En réponse nous invitons la préfecture concernée à relire les articles sur lesquels elle appuie sur sa demande. Certes la loi Valls de mars 2016 prévoit que « sans que s’y oppose le secret professionnel autre que le secret médical » de nombreuses autorités transmettent à la préfecture, « agissant dans le cadre de l'instruction d'une première demande de titre ou d'une demande de renouvellement de titre ou dans le cadre des contrôles prévus […], les documents et les informations nécessaires au contrôle de la sincérité et de l'exactitude des déclarations souscrites ou au contrôle de l'authenticité des pièces produites en vue de l'attribution d'un droit au séjour ou de sa vérification ». Les autorités visées sont expressément citées : les autorités dépositaires des actes d'état civil ; les administrations chargées du travail et de l'emploi ; les organismes de sécurité sociale ; les établissements scolaires et établissements d'enseignement supérieur ; les fournisseurs d'énergie et des services de communications électroniques ; les établissements de santé publics et privés ; les établissements bancaires et des organismes financiers et enfin les greffes des tribunaux de commerce.

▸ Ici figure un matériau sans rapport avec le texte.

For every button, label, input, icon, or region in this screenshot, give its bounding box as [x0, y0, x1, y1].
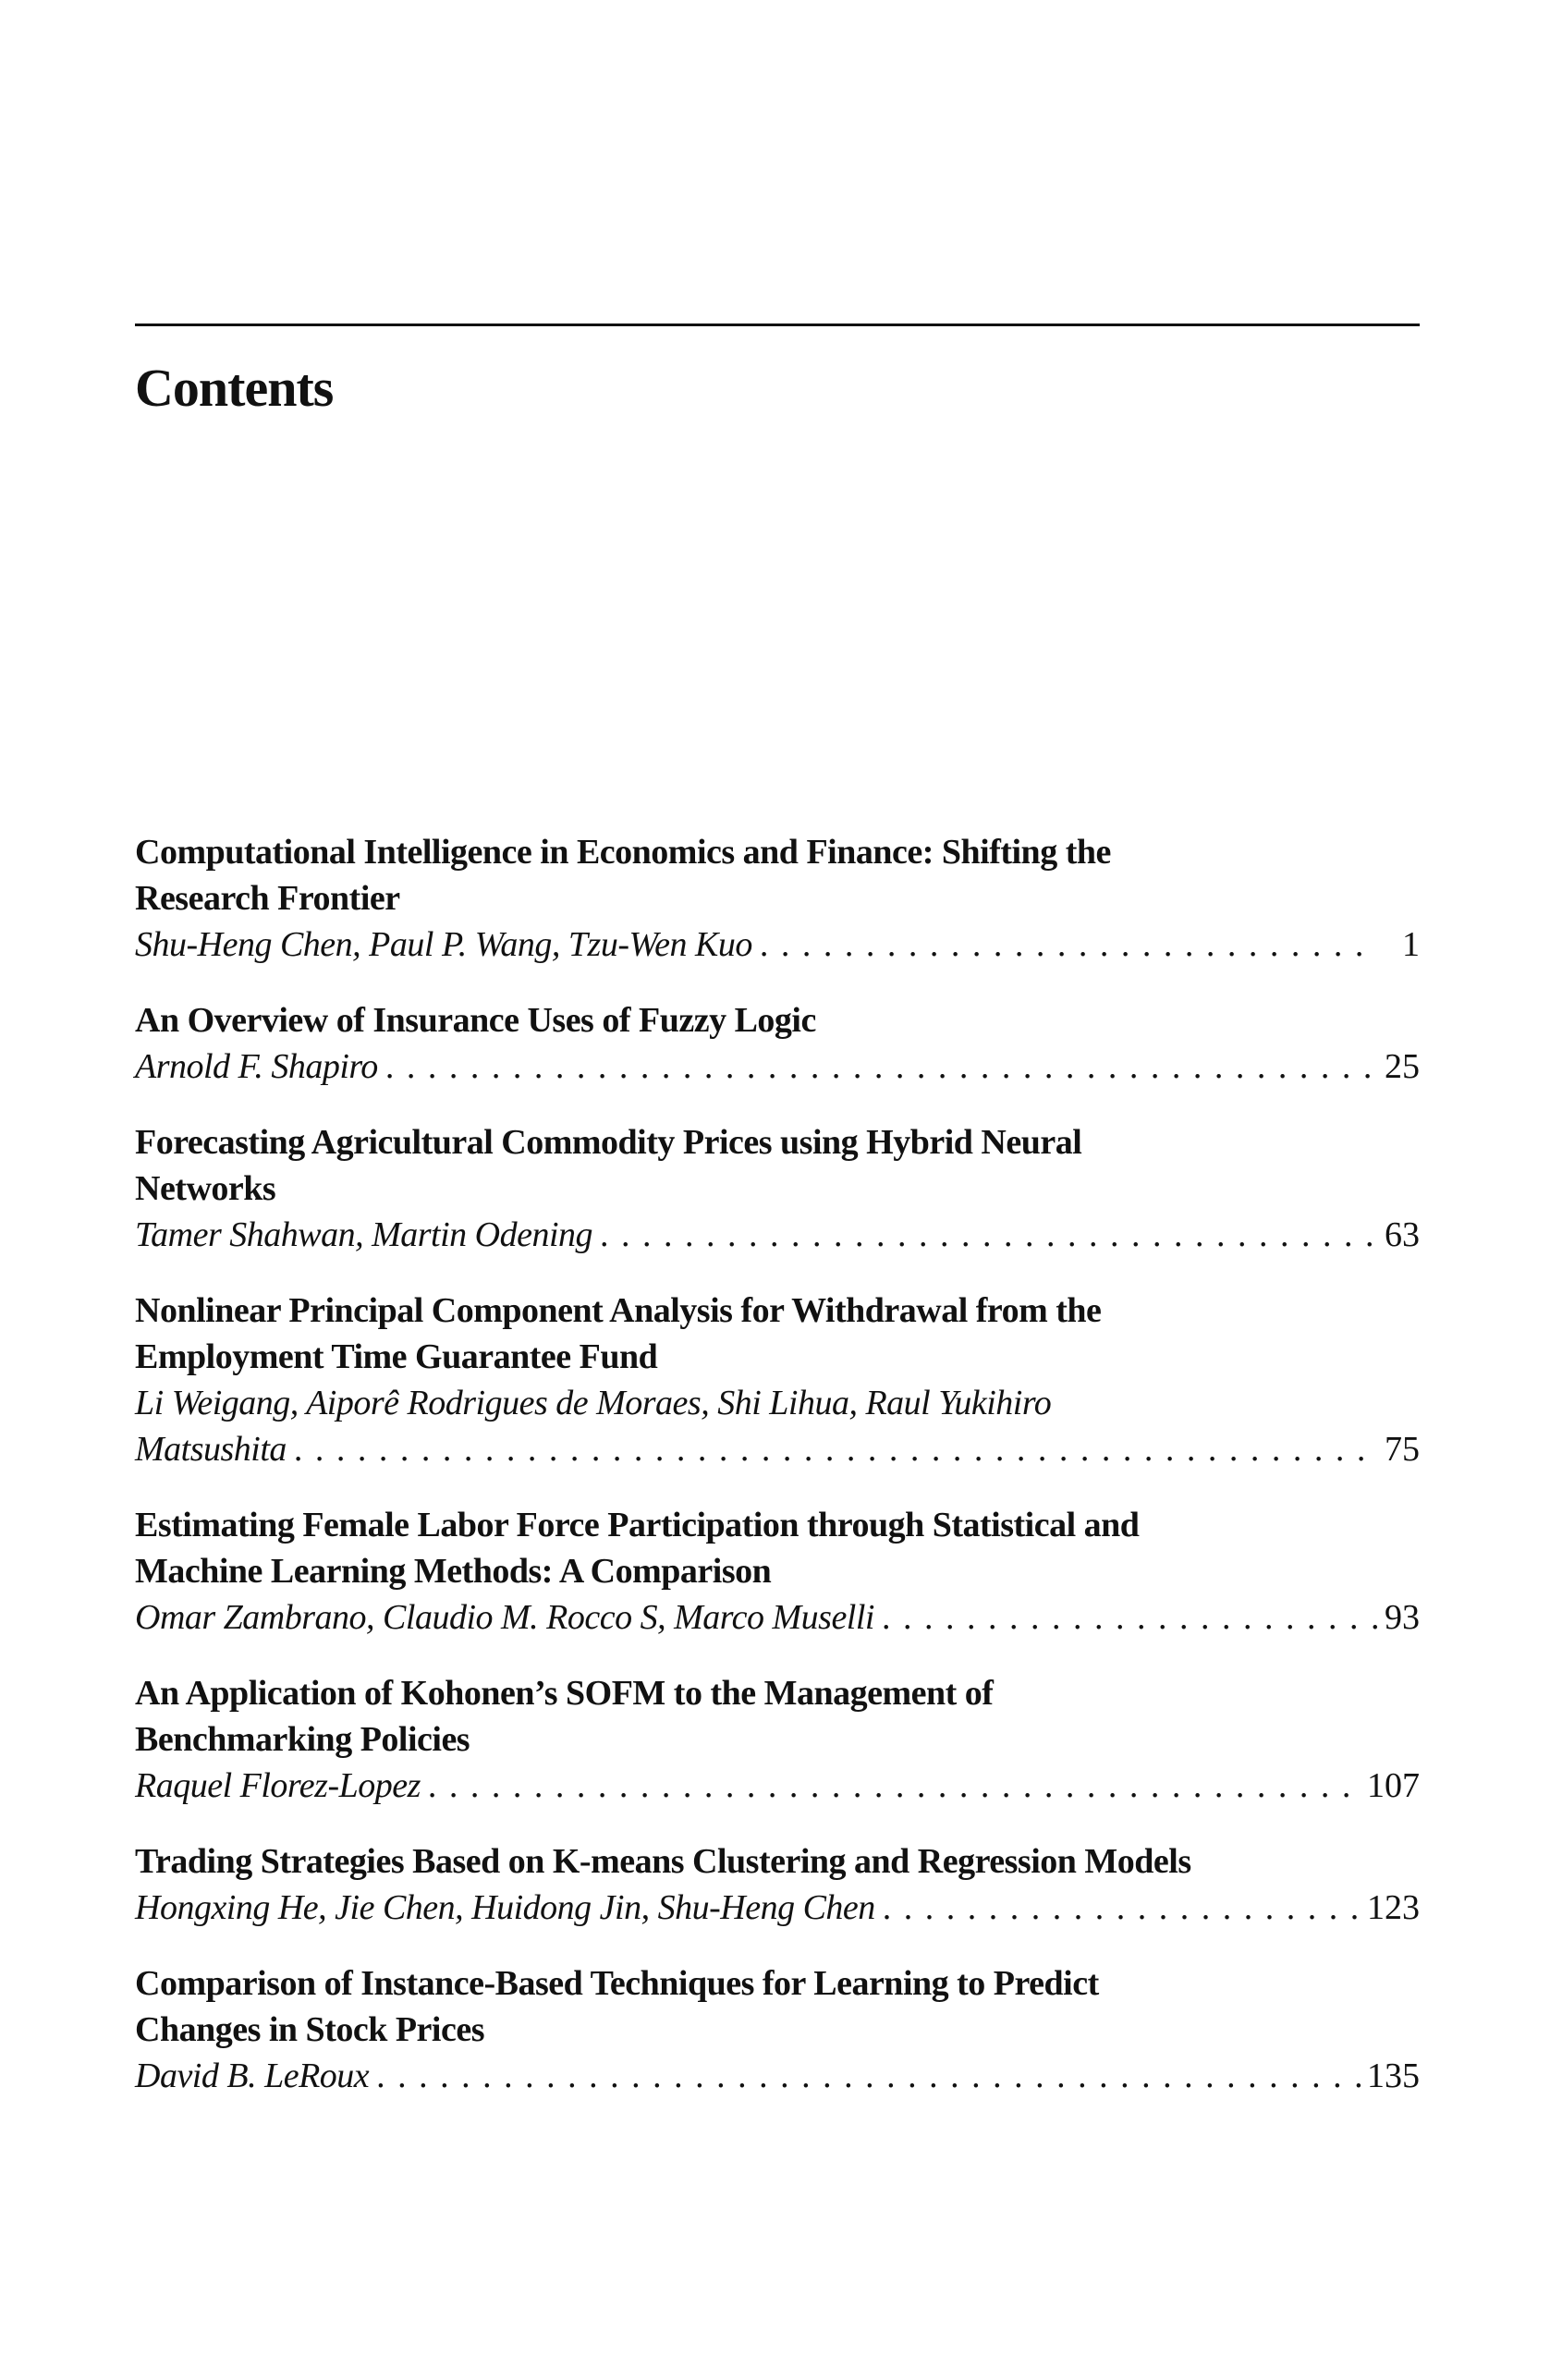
toc-entry[interactable] [135, 1960, 1420, 2099]
dot-leader [882, 1594, 1377, 1641]
dot-leader [376, 2053, 1361, 2099]
entry-title-line: Networks [135, 1169, 276, 1208]
dot-leader [428, 1763, 1361, 1809]
entry-authors-line [135, 1044, 1420, 1090]
book-page [135, 0, 1420, 2380]
entry-authors: Omar Zambrano, Claudio M. Rocco S, Marco Muselli [135, 1598, 874, 1637]
entry-authors: Shu-Heng Chen, Paul P. Wang, Tzu-Wen Kuo [135, 925, 752, 964]
dot-leader [600, 1212, 1377, 1258]
entry-authors-line [135, 1426, 1420, 1472]
dot-leader [385, 1044, 1377, 1090]
entry-authors: Tamer Shahwan, Martin Odening [135, 1215, 593, 1254]
entry-authors: Matsushita [135, 1430, 287, 1469]
entry-authors-line [135, 1594, 1420, 1641]
entry-authors-first-line: Li Weigang, Aiporê Rodrigues de Moraes, Shi Lihua, Raul Yukihiro [135, 1384, 1052, 1422]
entry-title-line: Research Frontier [135, 879, 400, 918]
entry-title-line: Forecasting Agricultural Commodity Prices using Hybrid Neural [135, 1123, 1082, 1162]
toc-entry[interactable] [135, 1502, 1420, 1641]
entry-page-number: 93 [1385, 1598, 1420, 1637]
toc-entry[interactable] [135, 997, 1420, 1090]
entry-page-number: 107 [1367, 1766, 1420, 1805]
toc-entry[interactable] [135, 1119, 1420, 1258]
dot-leader [294, 1426, 1377, 1472]
page-title: Contents [135, 358, 334, 418]
entry-authors: David B. LeRoux [135, 2057, 370, 2095]
entry-authors-line [135, 921, 1420, 968]
entry-page-number: 75 [1385, 1430, 1420, 1469]
entry-page-number: 123 [1367, 1888, 1420, 1927]
toc-entry[interactable] [135, 1288, 1420, 1472]
entry-authors-line [135, 1763, 1420, 1809]
entry-page-number: 25 [1385, 1047, 1420, 1086]
entry-title-line: An Overview of Insurance Uses of Fuzzy Logic [135, 1001, 816, 1040]
entry-page-number: 135 [1367, 2057, 1420, 2095]
entry-title-line: Nonlinear Principal Component Analysis for Withdrawal from the [135, 1291, 1102, 1330]
dot-leader [760, 921, 1377, 968]
heading-rule [135, 323, 1420, 326]
entry-title-line: Estimating Female Labor Force Participation through Statistical and [135, 1506, 1140, 1544]
entry-title-line: Benchmarking Policies [135, 1720, 470, 1759]
table-of-contents [135, 829, 1420, 2129]
entry-authors-line [135, 1885, 1420, 1931]
entry-title-line: An Application of Kohonen’s SOFM to the Management of [135, 1674, 994, 1713]
entry-authors: Hongxing He, Jie Chen, Huidong Jin, Shu-Heng Chen [135, 1888, 875, 1927]
entry-title-line: Machine Learning Methods: A Comparison [135, 1552, 772, 1591]
entry-title-line: Changes in Stock Prices [135, 2010, 484, 2049]
entry-title-line: Trading Strategies Based on K-means Clustering and Regression Models [135, 1842, 1191, 1881]
entry-page-number: 63 [1385, 1215, 1420, 1254]
toc-entry[interactable] [135, 1670, 1420, 1809]
entry-authors: Raquel Florez-Lopez [135, 1766, 421, 1805]
entry-title-line: Computational Intelligence in Economics and Finance: Shifting the [135, 833, 1111, 872]
entry-authors-line [135, 2053, 1420, 2099]
entry-title-line: Employment Time Guarantee Fund [135, 1337, 658, 1376]
entry-page-number: 1 [1402, 925, 1420, 964]
entry-authors-line [135, 1212, 1420, 1258]
dot-leader [883, 1885, 1361, 1931]
toc-entry[interactable] [135, 1838, 1420, 1931]
toc-entry[interactable] [135, 829, 1420, 968]
entry-authors: Arnold F. Shapiro [135, 1047, 378, 1086]
entry-title-line: Comparison of Instance-Based Techniques for Learning to Predict [135, 1964, 1099, 2003]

Or un centre maternel est un établissement social qui relève des articles 222.5 et 312.1 du Code de l’action sociale et des familles et n’a rien à voir avec les établissements et services visés par la disposition précitée du Code des étrangers. Sauf à considérer que les centres maternels qui tendent à remobiliser des mères en grande détresse sont considérés comme « fournisseurs d’énergie » !
Bref, inviter un établissement intervenant dans le cadre d’une mission d’aide sociale à l’enfance –et donc soumis au secret professionnel (article 221.6 du code de l’action sociale et L.226.13 du Code pénal)- à commettre une infraction pénale pourrait conduire à deux infractions. Une visant celui qui répondrait à la demande qui lui est faite et l’autre, qui par extension, pourrait viser celui qui pourrait être considéré comme fautif de recel de violation du secret professionnel.